Certain characteristics of socio-metric tool that make it a desirable and useful instrument are:
a) The subjects should express themselves spontaneously in their choice of companions.
b) Directions should be clear about tools and situations and the methods of recording choices.
c) The confidential nature of choices made should be emphasized.
d) Each student would have a companion out of the choices given by him.
e) The word test cannot be used anywhere because it is associated with right and wrong answers and would probably distort the meaning of the choices of the students.
As in any research procedure, the use of the sociometric question requires attention to the general abilities of the subjects; to take an obvious example, children who cannot yet read or write will have to be interviewed. Under such circumstances the social setting for asking the questions must ensure privacy and confidentiality, and the interviewer should make sure that the child is not intimidated by, or made fearful of, the situation; otherwise, the validity of the responses may be affected. Collecting data through the sociometric question, however, is intrinsically a simple procedure and should be adaptable to most situations. Variations range from the use of a single question asking for a simple listing of choices on one criterion to a battery of questions in which ordered choices and rejections are requested on many criteria.

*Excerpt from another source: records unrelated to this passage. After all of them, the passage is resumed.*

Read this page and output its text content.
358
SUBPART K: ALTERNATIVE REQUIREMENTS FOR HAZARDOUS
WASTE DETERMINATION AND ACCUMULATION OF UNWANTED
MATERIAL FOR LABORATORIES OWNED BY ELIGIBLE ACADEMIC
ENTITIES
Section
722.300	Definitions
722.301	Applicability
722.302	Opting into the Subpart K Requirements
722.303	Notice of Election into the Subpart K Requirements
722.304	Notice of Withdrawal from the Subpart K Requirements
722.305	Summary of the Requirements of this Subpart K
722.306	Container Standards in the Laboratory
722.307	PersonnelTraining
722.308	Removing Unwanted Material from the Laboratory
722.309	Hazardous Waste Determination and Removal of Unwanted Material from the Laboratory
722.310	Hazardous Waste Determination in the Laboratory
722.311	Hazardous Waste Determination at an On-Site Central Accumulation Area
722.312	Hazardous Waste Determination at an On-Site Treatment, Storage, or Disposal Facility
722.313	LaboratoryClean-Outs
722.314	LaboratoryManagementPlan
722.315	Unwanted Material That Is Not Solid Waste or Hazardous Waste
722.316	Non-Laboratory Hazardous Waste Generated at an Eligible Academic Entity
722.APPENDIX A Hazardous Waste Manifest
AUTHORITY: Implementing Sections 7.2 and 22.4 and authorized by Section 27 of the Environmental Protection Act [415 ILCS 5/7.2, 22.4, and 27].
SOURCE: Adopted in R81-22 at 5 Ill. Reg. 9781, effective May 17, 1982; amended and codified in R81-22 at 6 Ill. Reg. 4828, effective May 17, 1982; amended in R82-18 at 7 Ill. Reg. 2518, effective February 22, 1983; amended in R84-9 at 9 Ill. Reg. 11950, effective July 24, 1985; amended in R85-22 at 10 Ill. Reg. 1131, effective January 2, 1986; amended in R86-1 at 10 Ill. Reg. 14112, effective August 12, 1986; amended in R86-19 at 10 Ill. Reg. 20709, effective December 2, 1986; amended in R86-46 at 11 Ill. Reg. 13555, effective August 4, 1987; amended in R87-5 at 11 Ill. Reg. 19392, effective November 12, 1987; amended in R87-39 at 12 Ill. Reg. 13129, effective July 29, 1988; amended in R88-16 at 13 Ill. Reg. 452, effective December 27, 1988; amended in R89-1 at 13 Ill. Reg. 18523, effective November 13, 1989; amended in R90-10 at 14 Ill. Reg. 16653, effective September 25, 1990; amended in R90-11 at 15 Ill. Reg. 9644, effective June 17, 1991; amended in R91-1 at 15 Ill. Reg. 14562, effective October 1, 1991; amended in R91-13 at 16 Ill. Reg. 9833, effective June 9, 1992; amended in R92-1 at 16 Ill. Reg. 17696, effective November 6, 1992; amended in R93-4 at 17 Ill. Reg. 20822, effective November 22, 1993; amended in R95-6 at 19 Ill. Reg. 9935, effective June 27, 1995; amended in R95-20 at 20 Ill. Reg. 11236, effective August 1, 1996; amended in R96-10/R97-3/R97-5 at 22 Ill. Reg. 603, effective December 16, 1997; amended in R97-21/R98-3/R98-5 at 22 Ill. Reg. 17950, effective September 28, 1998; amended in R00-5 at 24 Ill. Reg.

Sociomtery is a simple, economical and materisitic method of observation and data collection through questionnares and schedules. It is easy to administer. It has the virtue of considerable flexibility. It can be adopted to a wide variety of research. It improves social-relations. The sociometry is highly useful in indentifying leadership, attitudes, beliefs and values. It provides relatively acceptable indices for a large number of empirical concepts. It has implications for action research. It has interdisciplinary popularity.